Un esempio recente è quello a Sanremo 2025 con il “Teatro patologico” o con la storia di Sammy Basso, attivista e scrittore con una rara malattia genetica. Anche in questi casi, la narrazione si concentra quasi esclusivamente sulla resilienza e sul sacrificio, come se il valore di queste persone fosse legato solo alla loro capacità di ispirare gli altri.
Ma cosa succederebbe se lo storytelling fosse diverso? Se al centro della discussione ci fossero accessibilità, diritti, lavoro e opportunità? Se le persone con disabilità non fossero raccontate come individui da aiutare, ma come parte attiva della società, in un contesto di cooperazione alla pari?

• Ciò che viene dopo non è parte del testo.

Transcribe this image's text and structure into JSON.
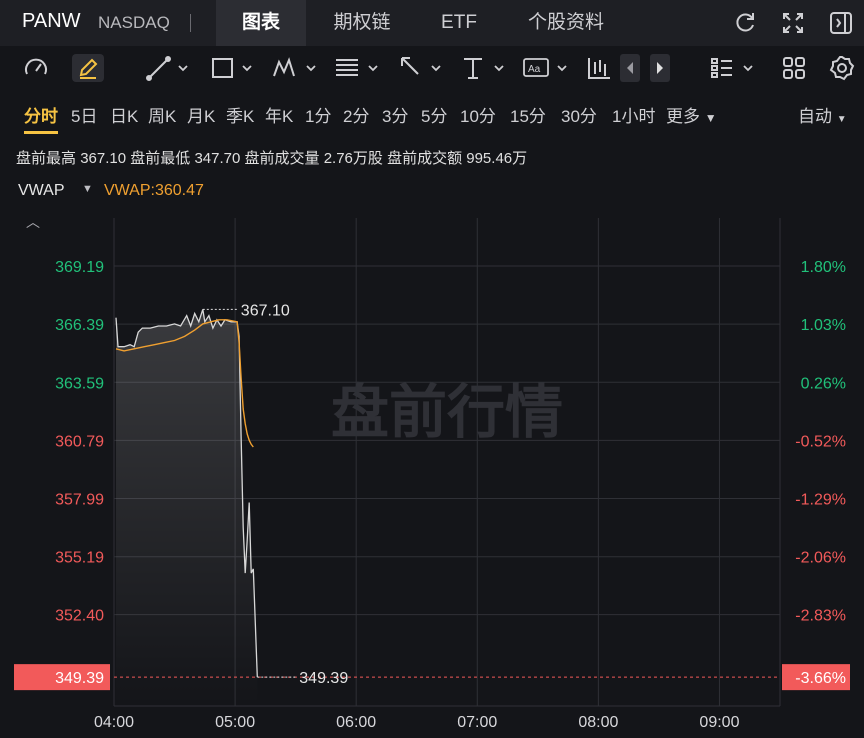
{
  "header": {
    "symbol": "PANW",
    "exchange": "NASDAQ",
    "tabs": [
      {
        "label": "图表",
        "active": true
      },
      {
        "label": "期权链",
        "active": false
      },
      {
        "label": "ETF",
        "active": false
      },
      {
        "label": "个股资料",
        "active": false
      }
    ],
    "icons": [
      "refresh-icon",
      "fullscreen-icon",
      "collapse-panel-icon"
    ]
  },
  "toolbar": {
    "icons": [
      "speedometer-icon",
      "pencil-icon",
      "line-tool-icon",
      "rectangle-tool-icon",
      "pattern-tool-icon",
      "fib-tool-icon",
      "arrow-tool-icon",
      "price-level-icon",
      "text-tool-icon",
      "candlestick-icon",
      "chevron-left-icon",
      "chevron-right-icon",
      "layout-list-icon",
      "grid-icon",
      "settings-icon"
    ]
  },
  "periods": {
    "items": [
      "分时",
      "5日",
      "日K",
      "周K",
      "月K",
      "季K",
      "年K",
      "1分",
      "2分",
      "3分",
      "5分",
      "10分",
      "15分",
      "30分",
      "1小时",
      "更多"
    ],
    "active": "分时",
    "adjust": "自动"
  },
  "info": {
    "premarket_high_label": "盘前最高",
    "premarket_high": "367.10",
    "premarket_low_label": "盘前最低",
    "premarket_low": "347.70",
    "premarket_volume_label": "盘前成交量",
    "premarket_volume": "2.76万股",
    "premarket_turnover_label": "盘前成交额",
    "premarket_turnover": "995.46万"
  },
  "indicator": {
    "name": "VWAP",
    "value_label": "VWAP:360.47"
  },
  "colors": {
    "background": "#141519",
    "grid": "#2f3036",
    "price_line": "#d8d8d8",
    "vwap_line": "#f0a030",
    "up": "#21c17a",
    "down": "#f25a5a",
    "current_badge": "#f25a5a",
    "active_period": "#f6c343"
  },
  "chart_data": {
    "type": "line",
    "watermark": "盘前行情",
    "x_ticks": [
      "04:00",
      "05:00",
      "06:00",
      "07:00",
      "08:00",
      "09:00"
    ],
    "xlim": [
      "04:00",
      "09:30"
    ],
    "y_ticks_left": [
      {
        "value": 369.19,
        "label": "369.19",
        "side": "up"
      },
      {
        "value": 366.39,
        "label": "366.39",
        "side": "up"
      },
      {
        "value": 363.59,
        "label": "363.59",
        "side": "up"
      },
      {
        "value": 360.79,
        "label": "360.79",
        "side": "down"
      },
      {
        "value": 357.99,
        "label": "357.99",
        "side": "down"
      },
      {
        "value": 355.19,
        "label": "355.19",
        "side": "down"
      },
      {
        "value": 352.4,
        "label": "352.40",
        "side": "down"
      }
    ],
    "y_ticks_right": [
      {
        "value": 369.19,
        "label": "1.80%",
        "side": "up"
      },
      {
        "value": 366.39,
        "label": "1.03%",
        "side": "up"
      },
      {
        "value": 363.59,
        "label": "0.26%",
        "side": "up"
      },
      {
        "value": 360.79,
        "label": "-0.52%",
        "side": "down"
      },
      {
        "value": 357.99,
        "label": "-1.29%",
        "side": "down"
      },
      {
        "value": 355.19,
        "label": "-2.06%",
        "side": "down"
      },
      {
        "value": 352.4,
        "label": "-2.83%",
        "side": "down"
      }
    ],
    "ylim": [
      348.0,
      371.5
    ],
    "current_price": {
      "value": 349.39,
      "label": "349.39",
      "pct_label": "-3.66%"
    },
    "high_marker": {
      "time": "04:44",
      "value": 367.1,
      "label": "367.10"
    },
    "low_marker": {
      "time": "05:11",
      "value": 349.39,
      "label": "349.39"
    },
    "series": [
      {
        "name": "price",
        "points": [
          [
            "04:01",
            366.7
          ],
          [
            "04:02",
            365.3
          ],
          [
            "04:05",
            365.3
          ],
          [
            "04:08",
            365.4
          ],
          [
            "04:10",
            365.3
          ],
          [
            "04:12",
            366.0
          ],
          [
            "04:14",
            366.2
          ],
          [
            "04:18",
            366.2
          ],
          [
            "04:22",
            366.3
          ],
          [
            "04:26",
            366.3
          ],
          [
            "04:30",
            366.4
          ],
          [
            "04:33",
            366.3
          ],
          [
            "04:36",
            366.8
          ],
          [
            "04:38",
            366.3
          ],
          [
            "04:40",
            366.9
          ],
          [
            "04:42",
            366.5
          ],
          [
            "04:44",
            367.1
          ],
          [
            "04:45",
            366.5
          ],
          [
            "04:47",
            366.8
          ],
          [
            "04:49",
            366.2
          ],
          [
            "04:51",
            366.6
          ],
          [
            "04:53",
            366.3
          ],
          [
            "04:55",
            366.6
          ],
          [
            "04:58",
            366.5
          ],
          [
            "05:01",
            366.5
          ],
          [
            "05:02",
            365.8
          ],
          [
            "05:03",
            361.0
          ],
          [
            "05:04",
            356.6
          ],
          [
            "05:05",
            354.4
          ],
          [
            "05:06",
            356.0
          ],
          [
            "05:07",
            357.8
          ],
          [
            "05:08",
            354.4
          ],
          [
            "05:09",
            354.6
          ],
          [
            "05:10",
            352.0
          ],
          [
            "05:11",
            349.39
          ]
        ]
      },
      {
        "name": "VWAP",
        "points": [
          [
            "04:01",
            365.2
          ],
          [
            "04:05",
            365.1
          ],
          [
            "04:10",
            365.2
          ],
          [
            "04:15",
            365.3
          ],
          [
            "04:20",
            365.4
          ],
          [
            "04:25",
            365.5
          ],
          [
            "04:30",
            365.6
          ],
          [
            "04:35",
            365.8
          ],
          [
            "04:40",
            366.1
          ],
          [
            "04:44",
            366.4
          ],
          [
            "04:48",
            366.5
          ],
          [
            "04:52",
            366.6
          ],
          [
            "04:56",
            366.6
          ],
          [
            "05:01",
            366.5
          ],
          [
            "05:02",
            365.5
          ],
          [
            "05:03",
            363.8
          ],
          [
            "05:04",
            362.3
          ],
          [
            "05:05",
            361.6
          ],
          [
            "05:06",
            361.1
          ],
          [
            "05:07",
            360.8
          ],
          [
            "05:08",
            360.6
          ],
          [
            "05:09",
            360.47
          ]
        ]
      }
    ]
  }
}
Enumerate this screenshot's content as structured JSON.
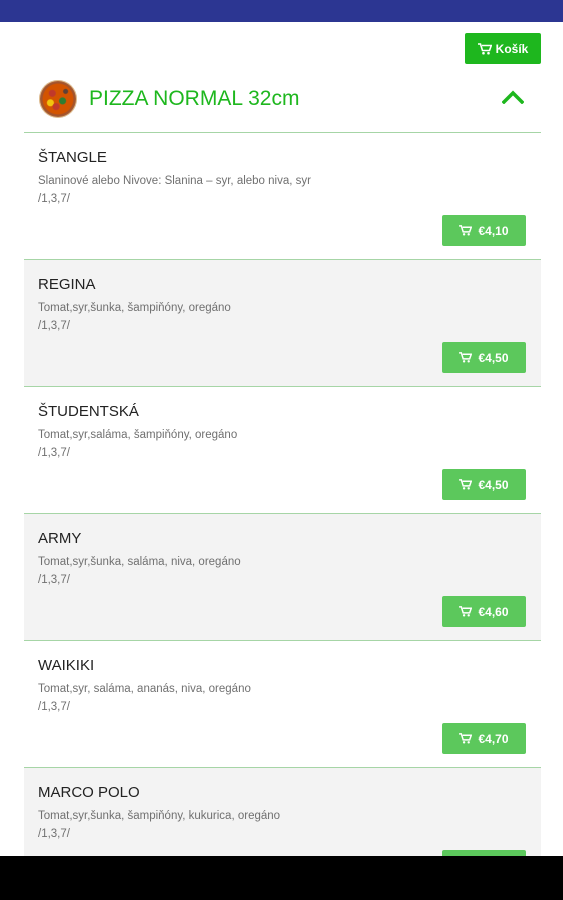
{
  "header": {
    "cart_label": "Košík"
  },
  "category": {
    "title": "PIZZA NORMAL 32cm"
  },
  "colors": {
    "status_bar": "#2c3692",
    "accent_green": "#1eb71e",
    "price_button_green": "#5cc85c",
    "divider_green": "#a6d5a6",
    "row_alt_bg": "#f3f3f3"
  },
  "icons": {
    "cart": "cart-icon",
    "collapse": "chevron-up-icon"
  },
  "items": [
    {
      "name": "ŠTANGLE",
      "description": "Slaninové alebo Nivove: Slanina – syr, alebo niva, syr",
      "allergens": "/1,3,7/",
      "price": "€4,10"
    },
    {
      "name": "REGINA",
      "description": "Tomat,syr,šunka, šampiňóny, oregáno",
      "allergens": "/1,3,7/",
      "price": "€4,50"
    },
    {
      "name": "ŠTUDENTSKÁ",
      "description": "Tomat,syr,saláma, šampiňóny, oregáno",
      "allergens": "/1,3,7/",
      "price": "€4,50"
    },
    {
      "name": "ARMY",
      "description": "Tomat,syr,šunka, saláma, niva, oregáno",
      "allergens": "/1,3,7/",
      "price": "€4,60"
    },
    {
      "name": "WAIKIKI",
      "description": "Tomat,syr, saláma, ananás, niva, oregáno",
      "allergens": "/1,3,7/",
      "price": "€4,70"
    },
    {
      "name": "MARCO POLO",
      "description": "Tomat,syr,šunka, šampiňóny, kukurica, oregáno",
      "allergens": "/1,3,7/",
      "price": ""
    }
  ]
}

Il problema principale è il paradigma stesso della narrazione. Se cambiasse, molte persone non disabili perderebbero il ruolo di “salvatori” e questo potrebbe generare una certa resistenza. Allo stesso tempo, anche una parte della comunità disabile dovrebbe credere di più nella propria autodeterminazione, superando la convinzione che l’assistenzialismo passivo sia l’unica via possibile.
Un altro aspetto critico è che una parte delle persone disabili non sono nemmeno a conoscenza dei propri diritti o, se lo sono, non danno loro sufficiente importanza. Questo porta a una sorta di rassegnazione che impedisce un vero cambiamento sociale.
È fondamentale continuare a raccontare storie autentiche, da un punto di vista nuovo e consapevole. Solo attraverso un confronto rispettoso e costruttivo possiamo avere gli strumenti per aprire la mente e avviare una trasformazione culturale profonda. La disabilità non deve essere un pretesto per suscitare pietismo, ma un tema centrale di inserimento sociale e pari opportunità.